Are income-based mortgage calculators accurate?

Yes, our required income calculator uses a high and low for your debt-to-income ratio to give you an idea of what you may afford and expect in a monthly mortgage payment.

Determining affordability is essential in the homebuying process. You can gauge how much of a mortgage loan you may qualify for based on your income with our Mortgage Required Income Calculator. You will need to work backward by altering the mortgage cost and supplying details of your other financial commitments. The calculator will then reply with an income value with which you compare your current income.

How much do I need to make for a $900,000 house?

A $900,000 home, with a 5% interest rate for 30 years and $45,000 (5%) down requires an annual income of $218,403.

This estimate is for an individual without other expenses, and your situation may differ. Use our calculator above to personalize the estimate of the income you’d need for a $900,000 home.

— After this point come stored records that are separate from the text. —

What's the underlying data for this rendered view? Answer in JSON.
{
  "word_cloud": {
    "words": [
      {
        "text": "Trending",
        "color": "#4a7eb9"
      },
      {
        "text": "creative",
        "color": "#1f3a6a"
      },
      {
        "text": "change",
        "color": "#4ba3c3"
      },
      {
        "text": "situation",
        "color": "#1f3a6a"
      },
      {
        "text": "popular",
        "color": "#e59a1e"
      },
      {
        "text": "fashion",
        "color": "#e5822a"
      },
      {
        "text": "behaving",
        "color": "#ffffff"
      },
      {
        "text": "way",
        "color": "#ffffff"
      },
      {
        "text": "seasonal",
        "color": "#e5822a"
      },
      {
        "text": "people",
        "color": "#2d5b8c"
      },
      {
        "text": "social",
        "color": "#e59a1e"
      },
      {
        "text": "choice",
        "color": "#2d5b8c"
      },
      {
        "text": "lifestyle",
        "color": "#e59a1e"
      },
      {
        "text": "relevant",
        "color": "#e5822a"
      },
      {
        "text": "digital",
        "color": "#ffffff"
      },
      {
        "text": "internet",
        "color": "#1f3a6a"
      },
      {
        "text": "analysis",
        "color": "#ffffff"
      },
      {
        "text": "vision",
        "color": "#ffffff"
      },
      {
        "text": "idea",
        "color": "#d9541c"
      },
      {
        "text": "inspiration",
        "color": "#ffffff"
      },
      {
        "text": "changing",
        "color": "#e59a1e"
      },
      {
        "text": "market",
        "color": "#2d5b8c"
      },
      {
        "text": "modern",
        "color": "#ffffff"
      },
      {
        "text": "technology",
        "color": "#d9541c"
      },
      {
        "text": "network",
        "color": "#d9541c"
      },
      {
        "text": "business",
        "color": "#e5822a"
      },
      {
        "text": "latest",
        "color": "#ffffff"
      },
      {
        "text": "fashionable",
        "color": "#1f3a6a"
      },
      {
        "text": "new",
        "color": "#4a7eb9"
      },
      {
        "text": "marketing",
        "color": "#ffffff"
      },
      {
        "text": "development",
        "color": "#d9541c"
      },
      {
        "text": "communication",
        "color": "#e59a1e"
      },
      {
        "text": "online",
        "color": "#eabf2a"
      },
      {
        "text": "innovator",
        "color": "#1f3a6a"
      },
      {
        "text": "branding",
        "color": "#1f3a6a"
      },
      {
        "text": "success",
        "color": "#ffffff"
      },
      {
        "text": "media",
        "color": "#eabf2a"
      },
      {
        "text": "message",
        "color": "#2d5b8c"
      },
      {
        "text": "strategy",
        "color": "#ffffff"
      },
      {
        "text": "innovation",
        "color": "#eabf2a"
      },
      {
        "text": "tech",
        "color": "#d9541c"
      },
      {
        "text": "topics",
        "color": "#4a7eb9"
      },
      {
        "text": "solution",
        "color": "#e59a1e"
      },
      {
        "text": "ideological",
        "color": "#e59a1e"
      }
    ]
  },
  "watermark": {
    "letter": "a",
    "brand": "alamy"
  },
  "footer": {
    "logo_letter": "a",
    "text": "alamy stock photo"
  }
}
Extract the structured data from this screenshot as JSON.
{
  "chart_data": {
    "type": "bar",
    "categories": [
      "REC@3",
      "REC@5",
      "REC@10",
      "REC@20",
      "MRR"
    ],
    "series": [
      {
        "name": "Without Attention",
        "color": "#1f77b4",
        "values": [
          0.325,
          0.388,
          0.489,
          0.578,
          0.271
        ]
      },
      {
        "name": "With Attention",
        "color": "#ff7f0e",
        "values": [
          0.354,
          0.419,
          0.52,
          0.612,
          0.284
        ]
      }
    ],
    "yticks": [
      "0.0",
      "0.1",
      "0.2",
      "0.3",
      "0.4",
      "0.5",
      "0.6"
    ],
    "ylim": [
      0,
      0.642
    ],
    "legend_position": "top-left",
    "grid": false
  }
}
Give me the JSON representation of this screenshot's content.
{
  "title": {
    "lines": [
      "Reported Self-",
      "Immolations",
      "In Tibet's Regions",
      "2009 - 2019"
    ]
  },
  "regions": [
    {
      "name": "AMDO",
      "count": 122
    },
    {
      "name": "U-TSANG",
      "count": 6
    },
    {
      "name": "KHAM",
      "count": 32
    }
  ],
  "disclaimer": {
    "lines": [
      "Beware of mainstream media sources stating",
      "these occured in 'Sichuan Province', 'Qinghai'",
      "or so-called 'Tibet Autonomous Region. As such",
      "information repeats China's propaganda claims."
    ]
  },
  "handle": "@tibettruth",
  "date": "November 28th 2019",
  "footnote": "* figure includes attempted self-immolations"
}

How much do I need to make for a $750,000 house?

A $750,000 house, with a 5% interest rate for 30 years and $35,000 (5%) down will require an annual income of $183,694.

We’re not including additional liabilities in estimating the income you need for a $750,000 home. Use our required income calculator above to personalize your unique financial situation.

How much do I need to make for a $500,000 house?

A $500,000 home, with a 5% interest rate for 30 years and $25,000 (5%) down will require an annual income of $124,192.

We’re not including any expenses in estimating the income you need for a $500,000 home. Use our required income calculator above to personalize your unique financial situation.

How much do I need to make for a $400,000 house?

A $400,000 home, with a 5% interest rate for 30 years and $20,000 (5%) down will require an annual income of $100,639.

We’re not including any expenses in estimating the income you need for a $400,000 home. Use our required income calculator above to calculate more variations.

How much do I need to make for a $325,000 house?

A $325,000 house, with a 5% interest rate for 30 years and $16,250 (5%) down will require an annual income of $82,975.

We’re not including monthly liabilities in estimating the income you need for a $325,000 home. To include liabilities and determine what you can afford, use the calculator above.

How much do I need to make for a $300,000 house?

A $300,000 house, with a 5% interest rate for 30 years and $15,000 (5%) down will require an annual income of $77,087.

This calculation is for an individual with no expenses. Use the calculator above to determine the income you need to purchase a $300,000 home.

How much do I need to make for a $250,000 house?

A $250,000 home, with a 5% interest rate for 30 years and $12,500 (5%) down requires an annual income of $65,310.

We’re not including any expenses in estimating the income you need for a $250,000 home. Use our required income calculator above to personalize your unique financial situation.